When the idea for this article came to me, I immediately had in mind the few points I’m going to talk about below — because I’ve experienced them myself.
Then I decided to read similar articles, and I was a bit disappointed to see that most of them highlighted things that — I imagine — the average person would have figured out on their own.
No, working from home with the TV playing in the background isn’t exactly efficient.
But that, I think you’ll realise in about three minutes 🙃
I also came across gems like “I can work whenever I want during the day” or “I’ll be able to make calls whenever I want.”
These statements really sound like they were written by people who do not live remote work: because they’re nothing but plain, obvious facts.
In this article, I don’t want to talk about the obvious things, but rather about those small details that quietly slip into your daily life as a remote worker, and that you — or at least I, for sure — didn’t see coming.
| Working through it, no matter what
If you’ve read this article about the birth of this platform, you already know that the arrival of remote work in my life — and in many people’s lives — was heavily influenced by the COVID crisis (oh, here it is — damned — I said the-word-I-never-wanted-to-say).
And so I quickly fell into the first trap of remote work: having COVID, but still working anyway 🤡
It’s a behaviour I saw in other remote-working colleagues too: not having to commute (which is less exhausting when you have a 39° fever), and being able to work without risking infecting anyone. These advantages make you think “Well, is it really worth taking a sick day for something so minor?” (Not to mention waiting days in some companies.)
I even discovered that a survey conducted by the Observatoire du télétravail showed that 76% of respondents had already worked remotely while being sick.
Amendments voted as part of the Social Security funding bill would even allow doctors to prescribe remote work to reduce sick leave (pretty wild, right?).
When you’re sick, your body needs rest. But with remote work, the line you shouldn’t cross to avoid “working until exhaustion” becomes a lot blurrier.
| I used to drink more coffee
… Mainly because twice a day, four colleagues would show up at my desk to take me for a break.
Overnight, that ritual vanished from my workday and I didn’t even notice.
Even now — after more than 4 years of remote work — I still struggle to give myself time to take breaks.
Not because I’m overwhelmed, but because hours go by and there’s no outside element (“disturbance,” as the pessimists would say 😄) to pull me out of my tunnel.
My job — which, in very, very broad strokes, consists of sitting behind a screen for 7 hours a day — even allows me to consider “watching a YouTube video” as a break.
Still sitting. Still in front of my screen.
And yet, I keep reading about the benefits of taking breaks.
And I mean real breaks: standing up, walking, grabbing a coffee (or a matcha for city folks). It’s good for your body, wakes up your attention, relaxes your muscles (helps avoid back pain at 32).
And it’s good for your mind too: taking a break helps you regain motivation after stepping away from work for 15 minutes.
| Proving you deserve your spot
I haven’t personally experienced this — probably because my whole team works 100% remotely, which puts us all on equal footing where trust is naturally present. But I’ve read a lot about the sense of illegitimacy many employees feel when working remotely.
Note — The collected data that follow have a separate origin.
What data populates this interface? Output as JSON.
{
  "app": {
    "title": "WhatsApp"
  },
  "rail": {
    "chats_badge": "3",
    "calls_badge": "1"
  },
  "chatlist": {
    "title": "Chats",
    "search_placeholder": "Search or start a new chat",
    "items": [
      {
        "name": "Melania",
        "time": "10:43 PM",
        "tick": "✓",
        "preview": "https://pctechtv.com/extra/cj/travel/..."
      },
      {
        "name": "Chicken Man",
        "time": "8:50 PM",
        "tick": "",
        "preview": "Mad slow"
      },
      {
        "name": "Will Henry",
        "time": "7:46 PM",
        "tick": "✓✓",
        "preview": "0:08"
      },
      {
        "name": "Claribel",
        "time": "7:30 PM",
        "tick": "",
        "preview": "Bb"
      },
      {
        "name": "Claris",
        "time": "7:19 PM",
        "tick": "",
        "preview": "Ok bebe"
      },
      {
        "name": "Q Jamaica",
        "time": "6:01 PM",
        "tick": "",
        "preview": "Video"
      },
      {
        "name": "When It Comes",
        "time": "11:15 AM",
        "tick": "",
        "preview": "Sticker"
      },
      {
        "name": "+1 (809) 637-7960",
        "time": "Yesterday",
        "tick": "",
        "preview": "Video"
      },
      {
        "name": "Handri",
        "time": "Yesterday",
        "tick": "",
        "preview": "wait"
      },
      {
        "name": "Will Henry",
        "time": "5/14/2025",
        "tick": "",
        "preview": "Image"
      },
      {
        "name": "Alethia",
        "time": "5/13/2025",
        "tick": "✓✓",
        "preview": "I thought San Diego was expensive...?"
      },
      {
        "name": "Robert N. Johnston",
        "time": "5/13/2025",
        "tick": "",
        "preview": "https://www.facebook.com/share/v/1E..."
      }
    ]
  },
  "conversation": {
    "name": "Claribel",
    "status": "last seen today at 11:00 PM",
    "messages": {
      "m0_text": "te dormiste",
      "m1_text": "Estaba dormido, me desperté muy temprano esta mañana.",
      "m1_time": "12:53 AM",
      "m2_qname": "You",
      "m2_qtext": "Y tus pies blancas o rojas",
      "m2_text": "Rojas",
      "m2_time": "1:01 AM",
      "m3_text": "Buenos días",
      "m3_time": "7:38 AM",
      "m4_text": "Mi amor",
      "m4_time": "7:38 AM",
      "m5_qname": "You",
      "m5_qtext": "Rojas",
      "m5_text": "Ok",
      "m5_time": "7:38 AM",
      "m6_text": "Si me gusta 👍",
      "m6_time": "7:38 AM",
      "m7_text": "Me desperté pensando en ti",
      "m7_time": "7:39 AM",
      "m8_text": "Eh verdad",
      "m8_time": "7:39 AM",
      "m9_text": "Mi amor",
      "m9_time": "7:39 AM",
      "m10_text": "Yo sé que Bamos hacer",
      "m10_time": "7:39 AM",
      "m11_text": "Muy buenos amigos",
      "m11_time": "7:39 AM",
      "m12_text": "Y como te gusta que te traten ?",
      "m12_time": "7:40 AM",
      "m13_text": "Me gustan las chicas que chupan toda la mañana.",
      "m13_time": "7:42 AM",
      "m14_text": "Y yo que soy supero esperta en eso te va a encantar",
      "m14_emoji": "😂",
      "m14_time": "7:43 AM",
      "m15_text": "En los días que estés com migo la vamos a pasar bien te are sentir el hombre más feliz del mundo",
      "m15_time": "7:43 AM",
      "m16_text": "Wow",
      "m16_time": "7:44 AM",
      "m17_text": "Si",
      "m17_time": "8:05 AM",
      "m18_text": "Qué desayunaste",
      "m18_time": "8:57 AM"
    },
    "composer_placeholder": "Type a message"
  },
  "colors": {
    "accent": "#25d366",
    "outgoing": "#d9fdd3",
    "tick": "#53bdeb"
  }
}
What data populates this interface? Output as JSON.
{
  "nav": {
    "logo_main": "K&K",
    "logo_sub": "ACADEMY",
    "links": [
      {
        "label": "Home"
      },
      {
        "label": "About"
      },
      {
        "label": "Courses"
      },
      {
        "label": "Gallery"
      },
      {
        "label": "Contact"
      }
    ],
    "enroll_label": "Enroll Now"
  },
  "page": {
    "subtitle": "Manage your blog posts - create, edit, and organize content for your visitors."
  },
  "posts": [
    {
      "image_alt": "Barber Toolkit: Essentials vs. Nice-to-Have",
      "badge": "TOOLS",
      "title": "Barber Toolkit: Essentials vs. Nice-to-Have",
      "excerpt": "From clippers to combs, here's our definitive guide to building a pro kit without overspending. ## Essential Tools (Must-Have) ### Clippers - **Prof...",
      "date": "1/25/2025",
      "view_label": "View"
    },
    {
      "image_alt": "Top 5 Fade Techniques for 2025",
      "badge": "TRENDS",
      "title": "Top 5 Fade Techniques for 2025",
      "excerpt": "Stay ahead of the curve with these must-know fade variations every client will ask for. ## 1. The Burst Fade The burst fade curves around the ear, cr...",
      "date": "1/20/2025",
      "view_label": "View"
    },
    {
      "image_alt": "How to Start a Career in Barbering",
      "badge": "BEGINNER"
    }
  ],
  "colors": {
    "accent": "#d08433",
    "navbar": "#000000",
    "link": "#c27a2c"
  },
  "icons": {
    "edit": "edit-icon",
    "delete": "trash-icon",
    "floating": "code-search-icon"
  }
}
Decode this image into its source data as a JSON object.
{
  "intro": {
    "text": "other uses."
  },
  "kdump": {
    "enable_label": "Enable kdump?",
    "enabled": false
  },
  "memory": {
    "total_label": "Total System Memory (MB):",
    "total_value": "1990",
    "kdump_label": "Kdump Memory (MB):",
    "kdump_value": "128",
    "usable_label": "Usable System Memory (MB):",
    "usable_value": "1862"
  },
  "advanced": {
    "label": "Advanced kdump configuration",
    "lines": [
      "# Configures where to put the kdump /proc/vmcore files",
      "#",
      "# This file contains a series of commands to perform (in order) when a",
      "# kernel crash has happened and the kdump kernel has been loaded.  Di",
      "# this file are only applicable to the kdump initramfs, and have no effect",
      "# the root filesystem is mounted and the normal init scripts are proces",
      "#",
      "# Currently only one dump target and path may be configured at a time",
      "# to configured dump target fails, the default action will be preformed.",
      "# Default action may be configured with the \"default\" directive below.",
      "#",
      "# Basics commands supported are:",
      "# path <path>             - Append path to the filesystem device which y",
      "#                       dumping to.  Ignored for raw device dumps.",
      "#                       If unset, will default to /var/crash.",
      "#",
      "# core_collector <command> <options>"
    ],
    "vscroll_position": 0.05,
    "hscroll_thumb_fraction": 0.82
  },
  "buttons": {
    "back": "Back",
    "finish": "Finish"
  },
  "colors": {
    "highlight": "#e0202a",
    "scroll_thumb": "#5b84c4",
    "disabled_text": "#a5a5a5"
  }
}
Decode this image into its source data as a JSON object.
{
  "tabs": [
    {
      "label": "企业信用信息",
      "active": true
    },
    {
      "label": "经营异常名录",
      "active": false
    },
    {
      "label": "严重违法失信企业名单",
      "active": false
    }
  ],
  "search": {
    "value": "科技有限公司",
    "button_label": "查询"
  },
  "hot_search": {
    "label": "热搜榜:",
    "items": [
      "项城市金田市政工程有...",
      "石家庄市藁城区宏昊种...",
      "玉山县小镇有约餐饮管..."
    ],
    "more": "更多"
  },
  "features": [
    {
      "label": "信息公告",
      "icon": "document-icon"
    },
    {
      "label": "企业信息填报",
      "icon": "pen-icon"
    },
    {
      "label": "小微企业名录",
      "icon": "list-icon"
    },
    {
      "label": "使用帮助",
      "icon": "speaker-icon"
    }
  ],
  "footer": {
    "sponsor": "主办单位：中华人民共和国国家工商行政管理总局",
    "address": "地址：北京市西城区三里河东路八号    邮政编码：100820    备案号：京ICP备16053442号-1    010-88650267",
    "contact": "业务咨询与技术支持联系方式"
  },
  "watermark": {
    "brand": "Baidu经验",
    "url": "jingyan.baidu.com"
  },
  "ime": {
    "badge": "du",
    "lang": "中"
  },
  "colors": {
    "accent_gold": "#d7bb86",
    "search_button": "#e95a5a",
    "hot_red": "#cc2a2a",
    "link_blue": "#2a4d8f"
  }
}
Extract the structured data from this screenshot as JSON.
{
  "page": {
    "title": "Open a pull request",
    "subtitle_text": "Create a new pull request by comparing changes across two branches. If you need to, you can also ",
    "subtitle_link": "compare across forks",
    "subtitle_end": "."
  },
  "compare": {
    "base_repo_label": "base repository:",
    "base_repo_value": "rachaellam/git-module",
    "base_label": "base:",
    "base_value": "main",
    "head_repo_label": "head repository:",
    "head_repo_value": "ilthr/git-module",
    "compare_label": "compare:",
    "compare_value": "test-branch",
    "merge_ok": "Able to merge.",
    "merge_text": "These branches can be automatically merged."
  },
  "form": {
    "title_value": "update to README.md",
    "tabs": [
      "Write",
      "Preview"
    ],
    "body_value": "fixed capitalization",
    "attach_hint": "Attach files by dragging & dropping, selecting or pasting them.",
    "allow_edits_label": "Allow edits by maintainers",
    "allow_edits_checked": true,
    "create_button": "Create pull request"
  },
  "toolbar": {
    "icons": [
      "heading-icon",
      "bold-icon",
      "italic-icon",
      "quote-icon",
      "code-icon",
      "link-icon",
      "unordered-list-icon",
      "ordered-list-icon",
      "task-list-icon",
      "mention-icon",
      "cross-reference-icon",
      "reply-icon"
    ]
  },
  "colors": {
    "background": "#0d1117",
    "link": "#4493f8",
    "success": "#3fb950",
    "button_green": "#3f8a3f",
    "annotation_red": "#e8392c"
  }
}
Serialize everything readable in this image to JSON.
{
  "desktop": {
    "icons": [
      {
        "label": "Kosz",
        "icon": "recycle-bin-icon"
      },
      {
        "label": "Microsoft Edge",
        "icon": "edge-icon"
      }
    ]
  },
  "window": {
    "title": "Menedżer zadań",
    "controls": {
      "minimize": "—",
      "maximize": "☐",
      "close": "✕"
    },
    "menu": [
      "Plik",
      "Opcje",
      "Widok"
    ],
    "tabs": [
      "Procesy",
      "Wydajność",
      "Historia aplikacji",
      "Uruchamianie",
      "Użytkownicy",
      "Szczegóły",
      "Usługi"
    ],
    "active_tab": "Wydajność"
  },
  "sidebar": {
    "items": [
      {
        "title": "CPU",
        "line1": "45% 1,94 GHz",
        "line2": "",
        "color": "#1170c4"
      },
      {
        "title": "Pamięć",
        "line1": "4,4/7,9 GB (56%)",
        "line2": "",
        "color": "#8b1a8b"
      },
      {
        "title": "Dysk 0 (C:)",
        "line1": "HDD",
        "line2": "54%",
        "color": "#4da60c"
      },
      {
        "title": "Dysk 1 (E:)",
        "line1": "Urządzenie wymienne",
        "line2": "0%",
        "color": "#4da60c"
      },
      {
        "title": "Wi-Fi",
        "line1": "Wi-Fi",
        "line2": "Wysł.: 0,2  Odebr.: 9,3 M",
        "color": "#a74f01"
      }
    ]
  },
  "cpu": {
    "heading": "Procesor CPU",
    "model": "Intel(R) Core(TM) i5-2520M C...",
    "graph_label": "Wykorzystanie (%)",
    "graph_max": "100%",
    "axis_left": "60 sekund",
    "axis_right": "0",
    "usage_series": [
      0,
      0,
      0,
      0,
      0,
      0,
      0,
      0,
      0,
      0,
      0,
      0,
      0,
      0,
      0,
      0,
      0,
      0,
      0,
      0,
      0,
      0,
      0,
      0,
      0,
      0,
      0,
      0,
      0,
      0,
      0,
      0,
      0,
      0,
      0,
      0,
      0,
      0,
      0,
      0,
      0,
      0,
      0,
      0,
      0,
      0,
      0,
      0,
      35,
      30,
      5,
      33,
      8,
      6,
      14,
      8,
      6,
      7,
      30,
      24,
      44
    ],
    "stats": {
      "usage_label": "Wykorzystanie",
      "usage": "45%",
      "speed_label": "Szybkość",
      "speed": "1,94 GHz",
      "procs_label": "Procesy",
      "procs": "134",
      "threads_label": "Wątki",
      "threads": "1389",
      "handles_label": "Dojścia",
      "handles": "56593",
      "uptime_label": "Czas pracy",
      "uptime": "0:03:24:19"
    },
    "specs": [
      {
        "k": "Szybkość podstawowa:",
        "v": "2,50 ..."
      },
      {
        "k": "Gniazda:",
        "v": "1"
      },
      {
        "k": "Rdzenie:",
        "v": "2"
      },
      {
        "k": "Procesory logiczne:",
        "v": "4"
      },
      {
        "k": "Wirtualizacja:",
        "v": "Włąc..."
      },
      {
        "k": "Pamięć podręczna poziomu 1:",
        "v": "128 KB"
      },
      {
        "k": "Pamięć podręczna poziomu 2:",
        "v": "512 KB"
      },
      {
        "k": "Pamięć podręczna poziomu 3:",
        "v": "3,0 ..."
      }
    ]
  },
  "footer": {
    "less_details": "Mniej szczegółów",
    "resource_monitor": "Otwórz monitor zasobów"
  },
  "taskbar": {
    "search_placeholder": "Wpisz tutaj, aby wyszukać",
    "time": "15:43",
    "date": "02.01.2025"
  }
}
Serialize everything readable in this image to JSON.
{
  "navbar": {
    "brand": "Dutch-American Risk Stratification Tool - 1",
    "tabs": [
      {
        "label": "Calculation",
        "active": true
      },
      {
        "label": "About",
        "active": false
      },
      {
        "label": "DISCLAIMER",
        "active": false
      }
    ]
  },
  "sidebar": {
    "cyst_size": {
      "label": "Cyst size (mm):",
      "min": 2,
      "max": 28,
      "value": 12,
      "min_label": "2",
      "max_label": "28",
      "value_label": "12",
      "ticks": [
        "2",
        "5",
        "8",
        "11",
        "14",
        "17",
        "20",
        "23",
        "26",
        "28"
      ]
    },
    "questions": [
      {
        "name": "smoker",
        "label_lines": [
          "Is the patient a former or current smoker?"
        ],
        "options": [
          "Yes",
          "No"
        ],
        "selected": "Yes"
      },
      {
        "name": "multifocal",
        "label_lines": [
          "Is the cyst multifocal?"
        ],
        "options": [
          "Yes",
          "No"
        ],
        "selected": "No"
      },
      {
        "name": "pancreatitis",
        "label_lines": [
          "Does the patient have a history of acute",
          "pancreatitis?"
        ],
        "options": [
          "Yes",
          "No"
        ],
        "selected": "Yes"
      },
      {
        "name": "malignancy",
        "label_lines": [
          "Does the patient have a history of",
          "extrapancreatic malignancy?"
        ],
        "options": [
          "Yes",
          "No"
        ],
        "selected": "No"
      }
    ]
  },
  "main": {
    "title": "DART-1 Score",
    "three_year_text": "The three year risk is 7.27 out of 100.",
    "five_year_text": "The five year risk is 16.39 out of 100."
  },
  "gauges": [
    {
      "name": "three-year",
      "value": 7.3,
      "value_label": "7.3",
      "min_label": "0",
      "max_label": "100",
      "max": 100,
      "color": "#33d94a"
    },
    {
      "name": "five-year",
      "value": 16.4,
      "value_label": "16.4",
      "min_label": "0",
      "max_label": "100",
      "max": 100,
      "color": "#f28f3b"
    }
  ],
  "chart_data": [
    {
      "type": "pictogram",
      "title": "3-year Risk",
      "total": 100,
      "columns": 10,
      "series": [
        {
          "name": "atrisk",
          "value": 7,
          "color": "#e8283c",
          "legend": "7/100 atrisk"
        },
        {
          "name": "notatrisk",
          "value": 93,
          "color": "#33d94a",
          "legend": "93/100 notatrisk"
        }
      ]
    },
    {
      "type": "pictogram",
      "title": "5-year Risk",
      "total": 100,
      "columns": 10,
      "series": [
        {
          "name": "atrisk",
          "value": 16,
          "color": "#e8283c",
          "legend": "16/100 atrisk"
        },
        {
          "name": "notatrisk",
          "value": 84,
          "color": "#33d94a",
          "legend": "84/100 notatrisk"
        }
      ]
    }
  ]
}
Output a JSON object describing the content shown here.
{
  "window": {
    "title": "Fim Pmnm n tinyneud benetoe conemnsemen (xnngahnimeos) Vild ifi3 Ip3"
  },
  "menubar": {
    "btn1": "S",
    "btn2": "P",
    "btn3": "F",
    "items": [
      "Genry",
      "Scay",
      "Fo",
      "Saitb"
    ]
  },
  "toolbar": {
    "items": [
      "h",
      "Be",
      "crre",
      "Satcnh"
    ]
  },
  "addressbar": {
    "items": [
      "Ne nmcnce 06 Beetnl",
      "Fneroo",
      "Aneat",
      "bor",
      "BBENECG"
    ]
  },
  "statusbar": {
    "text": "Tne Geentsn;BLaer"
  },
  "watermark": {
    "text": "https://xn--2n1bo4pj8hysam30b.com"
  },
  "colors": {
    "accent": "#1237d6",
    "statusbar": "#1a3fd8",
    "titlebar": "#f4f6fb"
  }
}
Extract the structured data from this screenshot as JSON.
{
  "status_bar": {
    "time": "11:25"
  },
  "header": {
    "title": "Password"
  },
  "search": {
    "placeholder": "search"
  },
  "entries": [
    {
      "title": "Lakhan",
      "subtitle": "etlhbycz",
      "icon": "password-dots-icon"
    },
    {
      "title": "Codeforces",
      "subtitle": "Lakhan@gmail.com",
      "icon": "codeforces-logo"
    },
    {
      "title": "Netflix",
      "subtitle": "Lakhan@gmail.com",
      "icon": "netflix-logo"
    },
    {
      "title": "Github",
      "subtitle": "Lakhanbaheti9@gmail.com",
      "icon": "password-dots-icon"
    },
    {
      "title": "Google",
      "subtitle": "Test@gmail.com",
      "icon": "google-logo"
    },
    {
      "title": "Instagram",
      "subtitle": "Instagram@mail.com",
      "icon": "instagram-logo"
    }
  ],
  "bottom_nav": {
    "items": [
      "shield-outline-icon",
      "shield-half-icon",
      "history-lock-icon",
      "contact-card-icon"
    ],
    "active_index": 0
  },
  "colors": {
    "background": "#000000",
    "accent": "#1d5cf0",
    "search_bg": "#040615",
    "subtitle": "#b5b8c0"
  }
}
This often leads to working more to “prove” their productivity. This article even mentions an increase of up to 2.5 hours of work per week just to convince their professional environment that remote work is the right choice.
These tendencies are, of course, amplified in companies where management has little to no trust in remote work.
I remember a client who was anti-remote-work and who, during the lockdown, required a video call every morning (9 a.m.) and evening (5:45 p.m.) where everyone had to explain what they planned to do during the day (and what they had accomplished during the day). A discreet (or not so discreet 🙃 ) way to keep an eye on our presence and productivity from start to finish.
In the articles I mentioned at the beginning, I told you that most of them highlighted “obvious” traps — and many share the same flaw: most “traps” said to be caused by remote work are just as possible in the office.
At your employer’s office, you can absolutely spend 2 hours on Facebook without anyone noticing.
At your boss’s place, you can take a 1-hour break and no one will be penalised — except you and your workload.
Remote work doesn’t invent much. It mostly reveals behaviours that already existed, just hidden a bit better before.
And maybe understanding them is already a way of learning to live this new way of working a little better.